MHP-Kirwan Institute Report: Fair housing and equity in rural regions
What do fair housing and equity mean outside the urban core such as in rural areas without visible concentrations of race and poverty? In the rural regions where MHP worked as a capacity-builder under the Sustainable Communities Initiative, HUD grantees struggled with this question as they faced a requirement to conduct a “fair housing and equity assessment.”
The lessons learned by MHP partners from addressing this question are especially relevant as the United States Department of Housing and Urban Development (HUD) implements a set of new requirements for Affirmatively Furthering Fair Housing for all HUD funding program recipients.
A report released this summer by MHP and the Kirwan Institute, The Fair Housing and Equity Assessment in Rural and Smaller Metropolitan Regions captures lessons learned from rural implementation of the Fair Housing and Equity Assessment (FHEA), a forerunner of the Affirmatively Furthering Fair Housing Requirement that was included in the federal sustainable planning program.
“Our poorer population lives in very rural areas and those are the areas where it’s hardest to collect data. It’s very scattered and it’s hard to find a cluster like HUD is looking for, like an RCAP.”
The MHP-Kirwan report focuses on several questions essential to the FHEA: How did rural and tribal grantees interpret equity? What approach did they take in engaging disadvantaged people in the development of a FHEA? How did they respond to HUD’s expectation to practice evidence-based planning when so few data sources were available or useful in sparsely-populated areas? Finally, what were the impacts and lessons learned from the FHEA experience?
The FHEA assessed a broad range of factors. Rural community discussions not only resulted in the creation of projects (e.g. solar panel installations on the homes of low-income people) but also the formation of multi-jurisdictional consortia to share resources and complete these projects.
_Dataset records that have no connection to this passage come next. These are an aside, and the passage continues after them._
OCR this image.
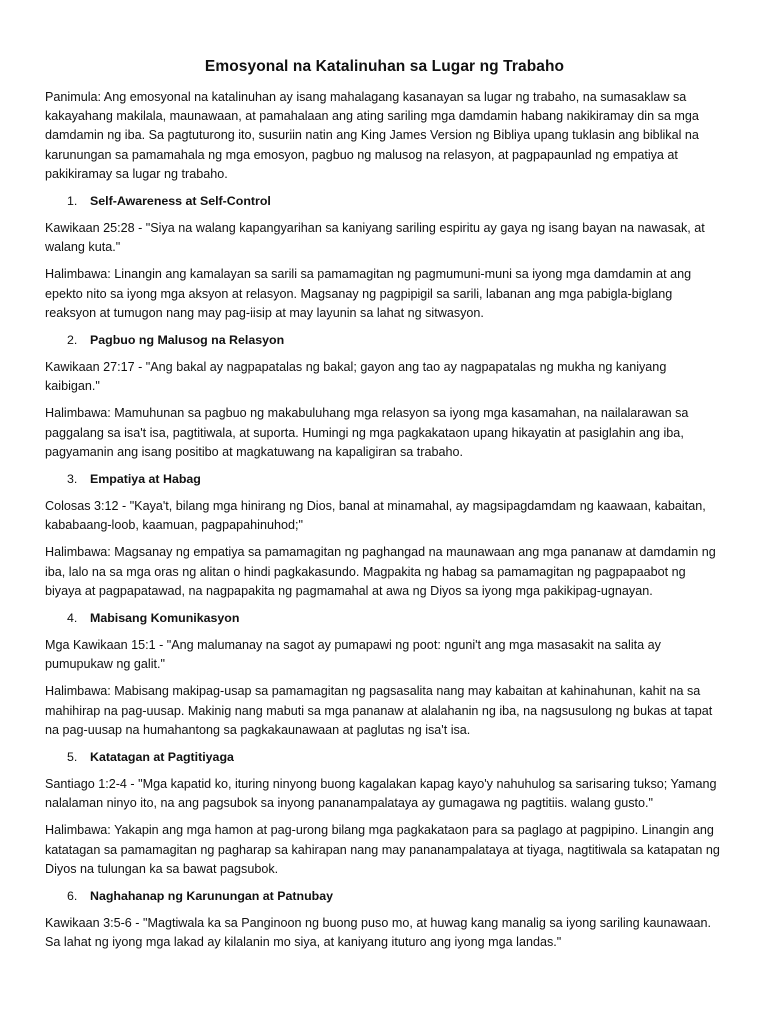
Emosyonal na Katalinuhan sa Lugar ng Trabaho

Panimula: Ang emosyonal na katalinuhan ay isang mahalagang kasanayan sa lugar ng trabaho, na sumasaklaw sa kakayahang makilala, maunawaan, at pamahalaan ang ating sariling mga damdamin habang nakikiramay din sa mga damdamin ng iba. Sa pagtuturong ito, susuriin natin ang King James Version ng Bibliya upang tuklasin ang biblikal na karunungan sa pamamahala ng mga emosyon, pagbuo ng malusog na relasyon, at pagpapaunlad ng empatiya at pakikiramay sa lugar ng trabaho.

1.	Self-Awareness at Self-Control

Kawikaan 25:28 - "Siya na walang kapangyarihan sa kaniyang sariling espiritu ay gaya ng isang bayan na nawasak, at walang kuta."

Halimbawa: Linangin ang kamalayan sa sarili sa pamamagitan ng pagmumuni-muni sa iyong mga damdamin at ang epekto nito sa iyong mga aksyon at relasyon. Magsanay ng pagpipigil sa sarili, labanan ang mga pabigla-biglang reaksyon at tumugon nang may pag-iisip at may layunin sa lahat ng sitwasyon.

2.	Pagbuo ng Malusog na Relasyon

Kawikaan 27:17 - "Ang bakal ay nagpapatalas ng bakal; gayon ang tao ay nagpapatalas ng mukha ng kaniyang kaibigan."

Halimbawa: Mamuhunan sa pagbuo ng makabuluhang mga relasyon sa iyong mga kasamahan, na nailalarawan sa paggalang sa isa't isa, pagtitiwala, at suporta. Humingi ng mga pagkakataon upang hikayatin at pasiglahin ang iba, pagyamanin ang isang positibo at magkatuwang na kapaligiran sa trabaho.

3.	Empatiya at Habag

Colosas 3:12 - "Kaya't, bilang mga hinirang ng Dios, banal at minamahal, ay magsipagdamdam ng kaawaan, kabaitan, kababaang-loob, kaamuan, pagpapahinuhod;"

Halimbawa: Magsanay ng empatiya sa pamamagitan ng paghangad na maunawaan ang mga pananaw at damdamin ng iba, lalo na sa mga oras ng alitan o hindi pagkakasundo. Magpakita ng habag sa pamamagitan ng pagpapaabot ng biyaya at pagpapatawad, na nagpapakita ng pagmamahal at awa ng Diyos sa iyong mga pakikipag-ugnayan.

4.	Mabisang Komunikasyon

Mga Kawikaan 15:1 - "Ang malumanay na sagot ay pumapawi ng poot: nguni't ang mga masasakit na salita ay pumupukaw ng galit."

Halimbawa: Mabisang makipag-usap sa pamamagitan ng pagsasalita nang may kabaitan at kahinahunan, kahit na sa mahihirap na pag-uusap. Makinig nang mabuti sa mga pananaw at alalahanin ng iba, na nagsusulong ng bukas at tapat na pag-uusap na humahantong sa pagkakaunawaan at paglutas ng isa't isa.

5.	Katatagan at Pagtitiyaga

Santiago 1:2-4 - "Mga kapatid ko, ituring ninyong buong kagalakan kapag kayo'y nahuhulog sa sarisaring tukso; Yamang nalalaman ninyo ito, na ang pagsubok sa inyong pananampalataya ay gumagawa ng pagtitiis. walang gusto."

Halimbawa: Yakapin ang mga hamon at pag-urong bilang mga pagkakataon para sa paglago at pagpipino. Linangin ang katatagan sa pamamagitan ng pagharap sa kahirapan nang may pananampalataya at tiyaga, nagtitiwala sa katapatan ng Diyos na tulungan ka sa bawat pagsubok.

6.	Naghahanap ng Karunungan at Patnubay

Kawikaan 3:5-6 - "Magtiwala ka sa Panginoon ng buong puso mo, at huwag kang manalig sa iyong sariling kaunawaan. Sa lahat ng iyong mga lakad ay kilalanin mo siya, at kaniyang ituturo ang iyong mga landas."
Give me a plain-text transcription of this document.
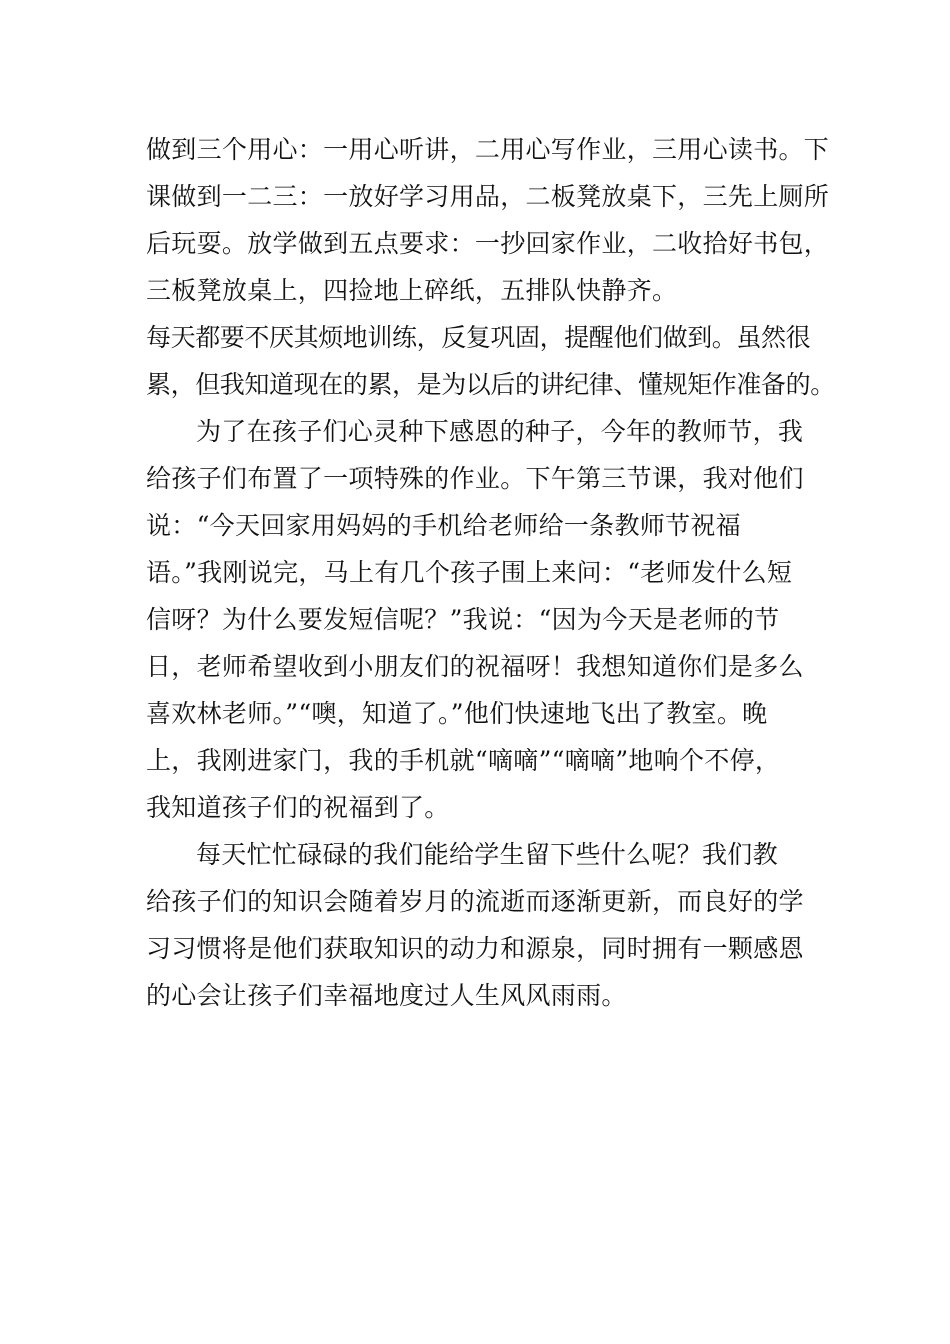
做到三个用心：一用心听讲，二用心写作业，三用心读书。下
课做到一二三：一放好学习用品，二板凳放桌下，三先上厕所
后玩耍。放学做到五点要求：一抄回家作业，二收拾好书包，
三板凳放桌上，四捡地上碎纸，五排队快静齐。
每天都要不厌其烦地训练，反复巩固，提醒他们做到。虽然很
累，但我知道现在的累，是为以后的讲纪律、懂规矩作准备的。
为了在孩子们心灵种下感恩的种子，今年的教师节，我
给孩子们布置了一项特殊的作业。下午第三节课，我对他们
说：“今天回家用妈妈的手机给老师给一条教师节祝福
语。”我刚说完，马上有几个孩子围上来问：“老师发什么短
信呀？为什么要发短信呢？”我说：“因为今天是老师的节
日，老师希望收到小朋友们的祝福呀！我想知道你们是多么
喜欢林老师。”“噢，知道了。”他们快速地飞出了教室。晚
上，我刚进家门，我的手机就“嘀嘀”“嘀嘀”地响个不停，
我知道孩子们的祝福到了。
每天忙忙碌碌的我们能给学生留下些什么呢？我们教
给孩子们的知识会随着岁月的流逝而逐渐更新，而良好的学
习习惯将是他们获取知识的动力和源泉，同时拥有一颗感恩
的心会让孩子们幸福地度过人生风风雨雨。
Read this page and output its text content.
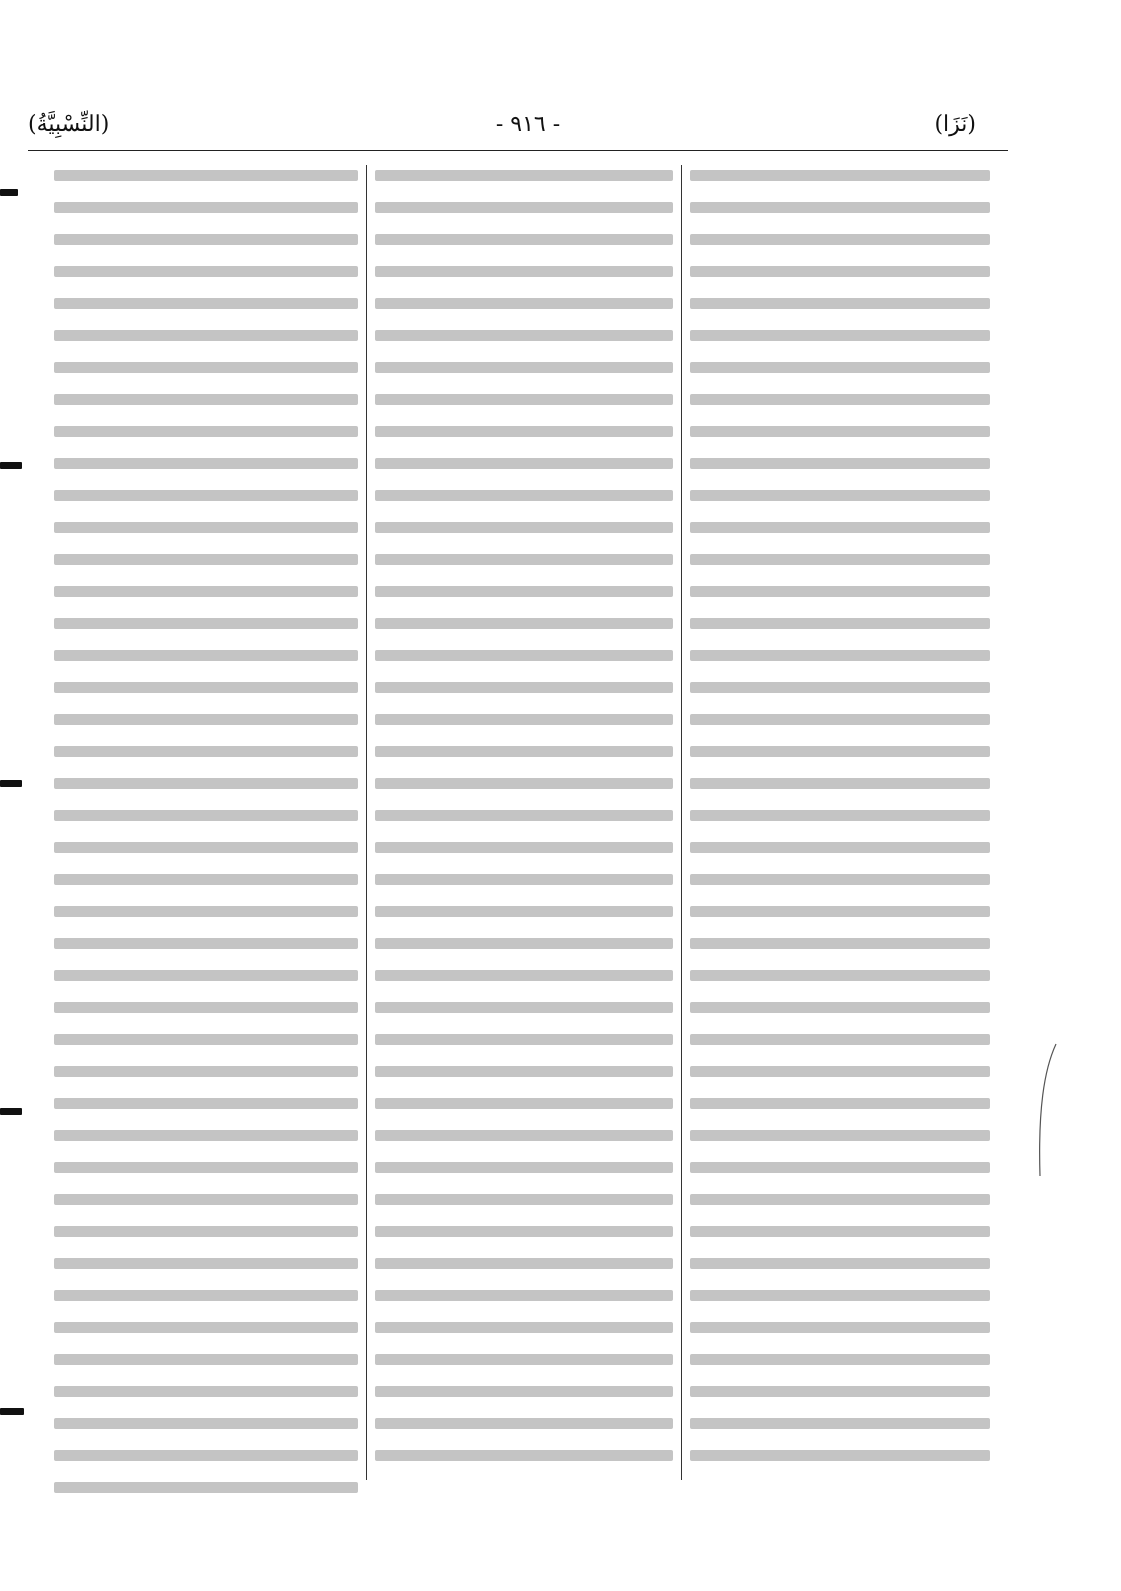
(نَزَا)
- ٩١٦ -
(النِّسْبِيَّةُ)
Furthermore, new concepts were introduced to rural areas such as assessing and planning around the social determinants of health.
According to the report, grantees cited the FHEA forced community leaders to consider poverty and find ways to address it as a regional concern. Basic needs such as housing affordability and availability are not well understood by those outside the delivery of social services. The FHEA process fostered this understanding and inspired action to improve the lives of disadvantaged people.
“The challenges [for rural grantees] are surmountable and the outcomes from the FHEA process can be profound.”
The FHEA experience is now embedded in the requirement that HUD grantees Affirmatively Further Fair Housing. Governmental bodies receiving HUD funds will need to develop plans and initiate community engagement processes that look much like what was done with the FHEA. The understanding of particular challenges facing rural grantees undertaking the FHEA will enable HUD and others to more effectively guide and support the public housing authorities and state agencies serving rural areas as they plan to meet their new fair housing obligations.
More Background:
MHP works nationwide to help organizations and public agencies build capacity to develop and preserve housing and community assets. From 2010-2014, MHP staff worked with recipients of federal sustainable community planning grantees to build regional capacity to plan for a sustainable future. The authors of the featured report, MHP and the Kirwan Institute, were both part of a team of agencies led by Institute for Sustainable Communities that were under contract with HUD to support recipients of sustainable community planning grants. MHP focused on aiding rural and tribal grantees, while Kirwan, working with the national equity group PolicyLink, provided support to all grantees on issues of racial and ethnic equity.